AS the bonuses start pouring in, so would the consumers finally buying their prize. Before you invest on a camera, here are some points you need to consider and maybe questions you need to answer. When you’re an impulsive buyer like me, I really wish you’d read this first before rushing to buy one.
Somewhere along your photographic journey, somebody would ask you what your camera system is. He is actually referring to what brand you are using. By default, lenses and other camera accessories only work with a particular brand.
If you’re using a Nikon camera body, then only Nikon lens, flash, triggers, etc. will work on it. Your next camera body should still be Nikon so you can use your existing equipments. If ever you plan to shift brands or systems, you have to sell the entire setup.
It’s difficult to decide what system to buy when you’re new to photography. That’s the reason you should research about the brand you’re planning to buy. If you realize later that you bought the wrong system, you can always sell it. Maybe before you buy more accessories.
Every camera brand normally offers different models. They all have entry level, mid-level and pro-level models. The differences are mostly features between entry level and mid. With the pro-level, the difference would involve not only features but hardware as well.
If you plan to go serious in photography, I would really advice you to get a mid-level camera. Entry level features cannot catch up with you in the long run. When I was starting up, I had a long and meaningful experience with my mid-level camera. I did not buy pro camera until maybe four years of shooting.
Part of your consideration is the type of camera to buy. Of course there are point and shoots, compact mirrorless cameras, and DSLRs. Between mirrorless and DSLR, there are pros and cons. It all boils down to your requirement and personal feel to the hardware itself.
First point is size and weight. When it comes to this, mirrorless is the easy winner. This matters when you’re travelling. This also matters if you want to be shooting discreetly. DSLR, no matter what level, is always attention grabbing and intimidating.

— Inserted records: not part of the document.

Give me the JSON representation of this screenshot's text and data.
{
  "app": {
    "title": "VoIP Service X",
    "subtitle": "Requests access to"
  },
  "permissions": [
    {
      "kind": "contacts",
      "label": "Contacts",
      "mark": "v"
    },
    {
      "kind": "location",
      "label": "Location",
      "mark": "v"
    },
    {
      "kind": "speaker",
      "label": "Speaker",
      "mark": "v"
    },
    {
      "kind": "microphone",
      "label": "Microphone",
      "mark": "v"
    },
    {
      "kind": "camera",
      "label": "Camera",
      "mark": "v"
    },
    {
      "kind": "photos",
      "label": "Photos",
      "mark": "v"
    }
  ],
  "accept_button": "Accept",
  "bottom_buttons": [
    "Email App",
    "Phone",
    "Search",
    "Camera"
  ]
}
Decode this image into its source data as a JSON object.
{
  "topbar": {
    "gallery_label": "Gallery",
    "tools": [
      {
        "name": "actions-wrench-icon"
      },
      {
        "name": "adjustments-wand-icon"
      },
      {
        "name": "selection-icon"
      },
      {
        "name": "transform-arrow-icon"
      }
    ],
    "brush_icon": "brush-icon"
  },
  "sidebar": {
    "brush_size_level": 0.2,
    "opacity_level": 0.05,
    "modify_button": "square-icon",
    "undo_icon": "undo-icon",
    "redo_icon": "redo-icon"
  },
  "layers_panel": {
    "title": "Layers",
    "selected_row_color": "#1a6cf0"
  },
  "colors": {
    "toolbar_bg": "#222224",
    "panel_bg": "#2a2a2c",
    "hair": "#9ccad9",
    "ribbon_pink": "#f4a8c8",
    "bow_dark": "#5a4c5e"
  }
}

Focusing. Although Pro mirrorless cameras are catching up when it comes to focusing, most of the models available are still quite slow. DSLR focusing is super quick especially if coupled with the right lens. Battery is another issue. Mirrorless takes a lot of energy because it has to power the electronic viewfinder, whereas DSLR uses a mirror that doesn’t need power. Extra battery can remedy this problem.
So there you go. Check reviews before buying. Visit Colours Foto in SM and Ayala, F8 Photo near Gorordo Ave., Macy’s Camera Shop near SM or PRG Photo Shop in Raintree Mall. These stores can guide you in getting the right gear. Keep on shooting, everyone.